Segundo o resumo do depoimento prestado por Michael Reiter, ex-chefe de polícia local, Donald Trump teria afirmado que “todo mundo sabia” do comportamento de Epstein. O registro indica ainda que ele foi uma das primeiras pessoas a entrar em contato com a corporação quando soube da investigação.
O que dizem os documentos sobre a ligação de Trump em 2006
De acordo com o FBI, Reiter relatou que Trump demonstrou apoio às autoridades e declarou: “Graças a Deus que estão prendendo ele. Todo mundo sabia que ele estava fazendo isso”. A fala aparece no relatório produzido treze anos após a conversa telefônica.
O documento também menciona que Trump teria dito que expulsou Epstein de seu clube em Mar-a-Lago e orientado a polícia a manter atenção sobre Ghislaine Maxwell. Maxwell foi condenada em 2021 a 20 anos de prisão por recrutar adolescentes para o esquema de exploração sexual.
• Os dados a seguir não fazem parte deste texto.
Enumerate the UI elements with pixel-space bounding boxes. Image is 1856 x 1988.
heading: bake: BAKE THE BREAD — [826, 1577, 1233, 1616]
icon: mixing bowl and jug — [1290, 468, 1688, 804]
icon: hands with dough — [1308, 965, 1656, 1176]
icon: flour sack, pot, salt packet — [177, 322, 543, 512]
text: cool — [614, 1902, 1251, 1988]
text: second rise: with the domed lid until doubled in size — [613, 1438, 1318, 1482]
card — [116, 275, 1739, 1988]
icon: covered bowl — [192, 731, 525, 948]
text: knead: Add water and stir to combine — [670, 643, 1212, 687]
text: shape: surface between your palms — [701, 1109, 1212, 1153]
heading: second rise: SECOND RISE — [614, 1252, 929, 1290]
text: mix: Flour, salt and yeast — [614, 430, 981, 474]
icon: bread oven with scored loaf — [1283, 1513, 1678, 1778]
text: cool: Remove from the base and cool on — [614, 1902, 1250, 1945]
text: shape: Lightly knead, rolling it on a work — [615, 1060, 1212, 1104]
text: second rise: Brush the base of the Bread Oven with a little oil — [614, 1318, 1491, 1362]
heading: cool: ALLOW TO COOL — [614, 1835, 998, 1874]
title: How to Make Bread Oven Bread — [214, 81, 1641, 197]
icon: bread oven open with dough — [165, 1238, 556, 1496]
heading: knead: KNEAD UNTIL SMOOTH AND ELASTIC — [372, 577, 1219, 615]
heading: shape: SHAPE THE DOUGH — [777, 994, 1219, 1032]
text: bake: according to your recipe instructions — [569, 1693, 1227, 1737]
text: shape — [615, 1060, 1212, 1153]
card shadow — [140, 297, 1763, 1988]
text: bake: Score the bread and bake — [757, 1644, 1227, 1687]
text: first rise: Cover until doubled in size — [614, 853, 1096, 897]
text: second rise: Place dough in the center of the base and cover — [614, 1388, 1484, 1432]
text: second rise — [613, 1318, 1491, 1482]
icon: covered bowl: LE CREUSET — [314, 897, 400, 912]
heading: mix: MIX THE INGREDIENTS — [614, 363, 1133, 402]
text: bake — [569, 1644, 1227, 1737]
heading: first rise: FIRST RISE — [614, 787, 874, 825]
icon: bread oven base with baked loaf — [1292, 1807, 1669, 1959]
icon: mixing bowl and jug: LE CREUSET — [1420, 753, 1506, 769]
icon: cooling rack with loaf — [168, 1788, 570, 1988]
Versões públicas e investigação federal
Em 2019, quando agentes federais prenderam Epstein por tráfico sexual, Trump disse a repórteres que não conhecia as práticas criminosas e que não falava com o financista havia anos. Desde então, analistas e parlamentares passaram a comparar essa declaração ao conteúdo atribuído à conversa telefônica de 2006.
A Casa Branca reagiu por meio da secretária de imprensa, Karoline Leavitt. Ela declarou que a ligação “pode ou não ter ocorrido” e afirmou que, se confirmada, apenas reforçaria a versão do presidente de que havia rompido laços anteriormente.
Arquivos, sigilo e repercussão política
Além do relato telefônico, parlamentares tiveram acesso a um e-mail de 2009 enviado pelo advogado de Epstein ao cliente, com referência a conversa envolvendo advogados de Trump. Parte do conteúdo permanece sob tarja preta. O Departamento de Justiça (DOJ) informou que o trecho está protegido por sigilo entre advogado e cliente.
Deputados democratas, como Jamie Raskin e Ro Khanna, afirmaram que a divulgação parcial amplia questionamentos sobre o que autoridades sabiam à época. Eles sustentam que milhões de páginas ainda permanecem sob análise institucional.
A ligação de Trump em 2006, portanto, insere novo elemento no debate sobre a cronologia do caso Epstein. À medida que arquivos federais, relatórios do Departamento de Justiça, registros do Congresso dos EUA e documentos do sistema judicial americano são revisitados, o tema volta ao radar político em Washington e mantém pressão sobre a gestão presidencial.